I'm doing exercises in Hartshorne. I have a detail I want to ask.
Say $X$ is a scheme over $k$, which by definition means that there is a morphism of schemes $$(f,f^\sharp):(X,\mathcal{O}_X)\to (\text{Spec } k, \mathcal{O}_{\text{Spec } k} )$$Also given that $$(g,g^\sharp):(\text{Spec } k[x]/(x^2), \mathcal{O}_{\text{Spec } k[x]/(x^2)} )\to (X,\mathcal{O}_X)$$ is a $k$-morphism. Then $\text{Spec } k[x]$ must also be a scheme over $k$, right?
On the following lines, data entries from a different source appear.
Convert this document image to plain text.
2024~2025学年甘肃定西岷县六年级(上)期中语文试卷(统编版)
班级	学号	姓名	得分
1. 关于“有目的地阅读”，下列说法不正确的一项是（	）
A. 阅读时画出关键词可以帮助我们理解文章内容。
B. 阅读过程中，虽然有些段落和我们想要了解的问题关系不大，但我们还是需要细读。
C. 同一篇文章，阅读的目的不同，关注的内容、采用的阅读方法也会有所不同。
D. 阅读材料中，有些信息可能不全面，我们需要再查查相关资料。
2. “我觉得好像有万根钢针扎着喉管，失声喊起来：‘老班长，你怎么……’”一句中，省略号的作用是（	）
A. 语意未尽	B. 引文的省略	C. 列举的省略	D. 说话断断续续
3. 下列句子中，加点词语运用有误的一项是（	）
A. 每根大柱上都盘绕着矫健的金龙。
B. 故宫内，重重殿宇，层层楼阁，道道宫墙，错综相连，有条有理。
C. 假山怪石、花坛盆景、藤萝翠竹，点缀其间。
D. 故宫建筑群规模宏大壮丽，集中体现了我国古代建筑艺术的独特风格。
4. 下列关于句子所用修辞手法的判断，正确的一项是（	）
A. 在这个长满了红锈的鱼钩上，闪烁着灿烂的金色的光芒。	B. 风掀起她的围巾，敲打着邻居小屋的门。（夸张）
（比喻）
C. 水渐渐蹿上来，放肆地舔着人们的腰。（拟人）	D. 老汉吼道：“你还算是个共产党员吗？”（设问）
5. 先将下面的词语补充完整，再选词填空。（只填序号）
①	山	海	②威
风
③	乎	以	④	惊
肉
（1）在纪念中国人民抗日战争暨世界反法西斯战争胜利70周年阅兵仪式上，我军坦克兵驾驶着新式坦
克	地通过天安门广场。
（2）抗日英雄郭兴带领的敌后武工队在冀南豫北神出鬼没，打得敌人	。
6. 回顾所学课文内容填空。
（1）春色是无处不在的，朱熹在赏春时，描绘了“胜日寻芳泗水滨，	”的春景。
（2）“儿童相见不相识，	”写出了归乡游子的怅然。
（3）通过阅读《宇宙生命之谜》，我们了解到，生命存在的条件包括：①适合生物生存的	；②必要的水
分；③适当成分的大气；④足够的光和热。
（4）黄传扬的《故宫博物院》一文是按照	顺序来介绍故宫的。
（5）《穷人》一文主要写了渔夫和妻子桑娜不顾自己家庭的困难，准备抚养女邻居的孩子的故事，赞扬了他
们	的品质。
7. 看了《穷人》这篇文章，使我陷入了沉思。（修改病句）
Hence we must have a morphism $$(\text{Spec } k[x]/(x^2), \mathcal{O}_{\text{Spec } k[x]/(x^2)} )\to (\text{Spec } k, \mathcal{O}_{\text{Spec }k } )$$ By the definition of a $k$-morphism, it's safe to choose such a morphism to be the composition of $(f,f^\sharp)$ and $(g,g^\sharp)$. Then this map induces a map on global sections $k\to k[x]/(x^2) $. My question is, can we explicitly describe this map?
It's just a mess when I tried to use the definition because the sheaves are not easy to describe.